A Blue Marble image of the Earth taken from the VIIRS instrument aboard NASA's Earth-observing satellite, Suomi NPP. This composite image uses a number of swaths of the Earth's surface taken on January 4, 2012.
This 2002 Blue Marble image features land surfaces, clouds, topography, and city lights at a maximum resolution of one kilometer per pixel.
The information used to create this image came from a single remote-sensing device: NASA's Moderate Resolution Imaging Spectroradiometer, or MODIS. From 700 kilometers (430 miles) above the Earth on board the Terra satellite, MODIS provides an integrated tool for observing a variety of terrestrial, oceanic, and atmospheric features of the Earth. The land and coastal ocean portions of these images are based on surface observations collected from June through September 2001 and combined, or composited, every eight days to compensate for clouds that might block the sensor's view of the surface on any single day.

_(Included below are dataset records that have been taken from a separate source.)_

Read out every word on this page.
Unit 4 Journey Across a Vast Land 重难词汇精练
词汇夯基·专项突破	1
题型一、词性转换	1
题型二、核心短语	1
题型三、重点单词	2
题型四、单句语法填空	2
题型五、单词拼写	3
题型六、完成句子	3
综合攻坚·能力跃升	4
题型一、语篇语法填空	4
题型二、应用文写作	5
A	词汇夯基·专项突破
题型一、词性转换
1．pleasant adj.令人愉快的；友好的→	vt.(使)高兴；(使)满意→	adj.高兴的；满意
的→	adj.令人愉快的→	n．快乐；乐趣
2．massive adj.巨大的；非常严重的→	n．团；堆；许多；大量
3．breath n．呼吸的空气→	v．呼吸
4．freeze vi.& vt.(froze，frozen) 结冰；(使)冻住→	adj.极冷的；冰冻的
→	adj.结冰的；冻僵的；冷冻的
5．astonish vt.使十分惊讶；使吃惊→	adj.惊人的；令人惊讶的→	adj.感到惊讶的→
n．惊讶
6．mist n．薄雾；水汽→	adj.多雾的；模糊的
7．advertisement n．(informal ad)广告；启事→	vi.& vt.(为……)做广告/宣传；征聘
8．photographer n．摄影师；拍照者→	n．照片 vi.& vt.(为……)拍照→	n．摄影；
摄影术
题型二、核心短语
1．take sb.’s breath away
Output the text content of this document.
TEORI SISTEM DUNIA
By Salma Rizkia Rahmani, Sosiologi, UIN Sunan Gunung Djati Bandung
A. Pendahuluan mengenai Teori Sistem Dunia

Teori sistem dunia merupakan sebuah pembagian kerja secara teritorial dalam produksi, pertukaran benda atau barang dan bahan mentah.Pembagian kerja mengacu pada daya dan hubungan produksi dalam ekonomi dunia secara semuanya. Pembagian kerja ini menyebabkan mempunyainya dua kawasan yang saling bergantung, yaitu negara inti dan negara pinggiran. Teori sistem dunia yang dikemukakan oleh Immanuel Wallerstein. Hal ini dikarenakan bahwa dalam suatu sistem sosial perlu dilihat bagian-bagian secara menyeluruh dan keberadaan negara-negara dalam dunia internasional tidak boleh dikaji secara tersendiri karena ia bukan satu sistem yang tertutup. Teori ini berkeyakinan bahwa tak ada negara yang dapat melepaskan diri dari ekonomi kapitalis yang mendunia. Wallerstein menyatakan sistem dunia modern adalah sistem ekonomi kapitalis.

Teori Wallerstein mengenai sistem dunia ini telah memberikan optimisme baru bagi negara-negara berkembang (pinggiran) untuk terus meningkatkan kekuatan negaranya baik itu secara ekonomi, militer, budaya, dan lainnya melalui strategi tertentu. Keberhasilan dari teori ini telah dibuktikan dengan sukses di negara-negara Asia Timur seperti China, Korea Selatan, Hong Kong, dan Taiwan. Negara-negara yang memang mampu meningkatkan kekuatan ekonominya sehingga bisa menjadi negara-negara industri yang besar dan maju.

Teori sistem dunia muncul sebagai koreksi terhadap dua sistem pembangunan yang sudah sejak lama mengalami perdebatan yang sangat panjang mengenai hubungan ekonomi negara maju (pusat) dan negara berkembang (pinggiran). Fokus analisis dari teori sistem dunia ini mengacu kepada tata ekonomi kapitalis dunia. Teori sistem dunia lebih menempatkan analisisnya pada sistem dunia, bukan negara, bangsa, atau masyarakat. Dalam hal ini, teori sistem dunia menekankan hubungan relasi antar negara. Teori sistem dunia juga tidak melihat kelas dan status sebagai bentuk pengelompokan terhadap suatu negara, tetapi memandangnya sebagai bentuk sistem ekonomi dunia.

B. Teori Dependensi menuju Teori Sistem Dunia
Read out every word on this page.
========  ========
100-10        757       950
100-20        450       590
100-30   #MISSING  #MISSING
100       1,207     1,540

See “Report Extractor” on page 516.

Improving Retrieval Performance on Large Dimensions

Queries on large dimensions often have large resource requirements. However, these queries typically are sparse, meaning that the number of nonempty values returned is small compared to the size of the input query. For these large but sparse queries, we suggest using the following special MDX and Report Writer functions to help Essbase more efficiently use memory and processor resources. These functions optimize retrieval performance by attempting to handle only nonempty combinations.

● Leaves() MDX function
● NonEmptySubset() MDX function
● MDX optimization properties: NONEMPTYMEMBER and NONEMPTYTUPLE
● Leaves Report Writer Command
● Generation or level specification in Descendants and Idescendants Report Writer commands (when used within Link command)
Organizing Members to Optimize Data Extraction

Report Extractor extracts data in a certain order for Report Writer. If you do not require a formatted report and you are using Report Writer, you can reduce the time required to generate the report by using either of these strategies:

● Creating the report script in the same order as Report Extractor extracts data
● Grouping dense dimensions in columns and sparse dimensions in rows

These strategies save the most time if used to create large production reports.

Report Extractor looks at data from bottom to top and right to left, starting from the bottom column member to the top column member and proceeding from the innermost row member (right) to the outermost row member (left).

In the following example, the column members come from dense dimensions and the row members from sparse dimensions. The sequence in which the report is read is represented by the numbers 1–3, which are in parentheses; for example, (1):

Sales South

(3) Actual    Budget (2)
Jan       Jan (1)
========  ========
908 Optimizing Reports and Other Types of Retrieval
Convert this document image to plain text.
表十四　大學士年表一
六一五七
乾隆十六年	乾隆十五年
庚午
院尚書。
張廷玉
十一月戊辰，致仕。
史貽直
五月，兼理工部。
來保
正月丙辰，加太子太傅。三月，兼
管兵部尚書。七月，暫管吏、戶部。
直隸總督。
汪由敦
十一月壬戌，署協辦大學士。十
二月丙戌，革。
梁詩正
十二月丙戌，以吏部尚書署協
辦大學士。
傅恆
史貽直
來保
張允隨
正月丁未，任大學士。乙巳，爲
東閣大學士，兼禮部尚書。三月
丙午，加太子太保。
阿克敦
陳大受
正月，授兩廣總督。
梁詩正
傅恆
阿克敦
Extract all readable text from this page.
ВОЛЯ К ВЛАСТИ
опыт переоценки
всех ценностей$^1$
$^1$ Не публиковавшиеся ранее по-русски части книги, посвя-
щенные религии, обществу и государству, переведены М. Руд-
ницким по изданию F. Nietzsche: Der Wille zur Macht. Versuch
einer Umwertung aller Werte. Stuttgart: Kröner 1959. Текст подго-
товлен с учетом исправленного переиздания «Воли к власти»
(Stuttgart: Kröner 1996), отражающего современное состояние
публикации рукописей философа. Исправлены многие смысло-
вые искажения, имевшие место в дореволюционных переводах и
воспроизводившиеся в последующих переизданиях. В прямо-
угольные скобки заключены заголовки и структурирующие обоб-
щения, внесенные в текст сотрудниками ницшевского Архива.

"The Blue Marble" is a famous photograph of the Earth taken on December 7, 1972, by the crew of the Apollo 17 spacecraft en route to the Moon at a distance of about 29,000 kilometers (18,000 miles). It shows Africa, Antarctica, and the Arabian Peninsula.
The first color photograph of Earth was captured on November 10, 1967, five years before the astronauts of Apollo 17 could witness it with their own eyes.